Angermeier told council project planners are aware of the Strathmore facility and plan to investigate it in future.
“Would you consider a stand alone, or would you attach it to the school?” asked Brewin.
“The idea would be that the school building — it would be part of the building, but separate at the same time,” replied Angermeier. “People using it after hours wouldn’t have access to the school building, but our students could use it during the day without having to go outside.”
Mayor Andrew Prokop highlighted the need for such a facility in Taber which has become more acute in recent years.
“To me, it’s certainly worth exploring as a possibility. I’m sure our administration would have a lot of input with our recreation department. Absolutely there’s always a need for more recreation, and that’s something we’re definitely missing with a multi-use facility of some sort. This is another possible option.”
Coun. Joe Strojwas wanted to see the project returned to the rec board level for further discussion and to incorporate the views of M.D. of Taber councillors.
“I also think this is a great idea. We’ve had a multi-use facility on our side-table for a number of years. I think the best way to handle this would be through the rec board, because it’s got representation there from the M.D. as well. This is definitely a project that should have M.D., town, and the school — should be a three-way partnership, and I think that would probably be the best way to handle it. Myself, I would certainly support this on a go-forward basis. This is tremendous, and this may be the partnership that we were waiting for before we proceed down this road. My hat goes off to you guys to keep at it.”
Coun. Louie Tams wanted to see a more active approach from town administration rather than further discussion at the rec board.
“It could go back to the rec board, but I think our rec director and administration needs to have conversations with these gentlemen so we get a greater vision of what they’re planning. We all kind of know what we’re thinking and what we want. You don’t have a definite date for breaking ground, we don’t have a definite plan for what we’re looking for to build, and also with our partner the M.D., and I think we need to have some conversations with our director of recreation and our administration team, so that we have a better picture of what we’re talking about. Right now — for lack of a better word — it’s a dream. And it’s a good dream. But it’s still a dream, and I think we need to have our rec department and administration have some conversations so we have some clarity on what we’re trying to do.”
Hoekstra estimated the new school’s construction might cost anywhere between $3.5 – $4.5 million, with a full gymnasium costing between $1 – $1.2 million.

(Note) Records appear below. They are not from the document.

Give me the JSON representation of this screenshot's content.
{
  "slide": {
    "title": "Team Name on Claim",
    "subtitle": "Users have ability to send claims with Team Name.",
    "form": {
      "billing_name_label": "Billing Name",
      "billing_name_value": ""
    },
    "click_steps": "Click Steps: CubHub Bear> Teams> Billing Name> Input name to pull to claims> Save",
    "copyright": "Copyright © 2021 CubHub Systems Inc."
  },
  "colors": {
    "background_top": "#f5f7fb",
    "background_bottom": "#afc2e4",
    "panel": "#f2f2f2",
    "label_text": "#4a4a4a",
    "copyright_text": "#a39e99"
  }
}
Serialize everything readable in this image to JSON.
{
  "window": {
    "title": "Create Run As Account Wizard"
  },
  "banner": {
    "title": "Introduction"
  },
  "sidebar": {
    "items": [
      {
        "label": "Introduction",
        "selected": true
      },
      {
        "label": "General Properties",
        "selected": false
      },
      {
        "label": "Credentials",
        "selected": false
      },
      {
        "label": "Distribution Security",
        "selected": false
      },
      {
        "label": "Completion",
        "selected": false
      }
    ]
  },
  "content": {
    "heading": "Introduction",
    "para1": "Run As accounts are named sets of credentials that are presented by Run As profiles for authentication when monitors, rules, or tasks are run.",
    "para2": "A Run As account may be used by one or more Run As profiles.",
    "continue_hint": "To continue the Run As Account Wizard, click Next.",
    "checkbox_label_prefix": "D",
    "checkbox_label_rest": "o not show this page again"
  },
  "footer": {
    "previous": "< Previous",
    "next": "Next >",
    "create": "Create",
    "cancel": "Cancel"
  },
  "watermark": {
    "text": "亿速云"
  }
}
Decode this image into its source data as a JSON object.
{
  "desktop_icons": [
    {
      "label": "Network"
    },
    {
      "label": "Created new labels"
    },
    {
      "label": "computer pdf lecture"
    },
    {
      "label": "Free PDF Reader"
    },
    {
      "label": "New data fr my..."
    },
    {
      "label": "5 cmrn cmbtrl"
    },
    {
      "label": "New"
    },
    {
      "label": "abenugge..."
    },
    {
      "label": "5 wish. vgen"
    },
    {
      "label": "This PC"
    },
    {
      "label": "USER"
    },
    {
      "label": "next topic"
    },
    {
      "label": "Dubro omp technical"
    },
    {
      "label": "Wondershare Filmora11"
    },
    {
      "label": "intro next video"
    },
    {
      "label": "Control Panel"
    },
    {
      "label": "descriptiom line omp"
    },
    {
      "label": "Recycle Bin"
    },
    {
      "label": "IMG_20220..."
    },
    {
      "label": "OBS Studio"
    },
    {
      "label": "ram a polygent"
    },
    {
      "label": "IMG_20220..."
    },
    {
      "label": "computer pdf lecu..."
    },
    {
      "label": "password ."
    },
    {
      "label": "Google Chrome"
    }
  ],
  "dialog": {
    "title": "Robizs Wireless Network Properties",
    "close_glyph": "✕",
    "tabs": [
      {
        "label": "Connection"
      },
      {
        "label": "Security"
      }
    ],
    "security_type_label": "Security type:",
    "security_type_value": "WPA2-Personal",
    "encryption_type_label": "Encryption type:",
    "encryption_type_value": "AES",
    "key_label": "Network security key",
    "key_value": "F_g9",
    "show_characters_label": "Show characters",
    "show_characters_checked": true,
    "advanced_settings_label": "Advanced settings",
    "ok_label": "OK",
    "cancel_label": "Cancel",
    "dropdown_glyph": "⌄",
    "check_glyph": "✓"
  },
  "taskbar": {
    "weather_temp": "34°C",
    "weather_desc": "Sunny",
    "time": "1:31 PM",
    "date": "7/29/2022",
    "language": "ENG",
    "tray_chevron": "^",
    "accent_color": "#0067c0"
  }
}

Bekkering sounded a warning about the town’s current finances and the possibility of having to make hard decisions in future.
“This is a very worthwhile discussion, and I think it bears further discussion, and also some decisions to be made in future. However, as you gentlemen just mentioned, you’re under budgetary constraints for fundraising because of COVID-19. Believe me, so are we. The town is in pretty tough shape budget-wise, financially, and we cannot rely forever on other forms of government, orders of government, to bail us out. So therefore we have to make some hard decisions also. At the same time, let’s make those hard decisions together.”
Following discussion, council voted unanimously to accept the presentation as information and directed administration to have further conversations with TCS regarding a high school and field house concept building.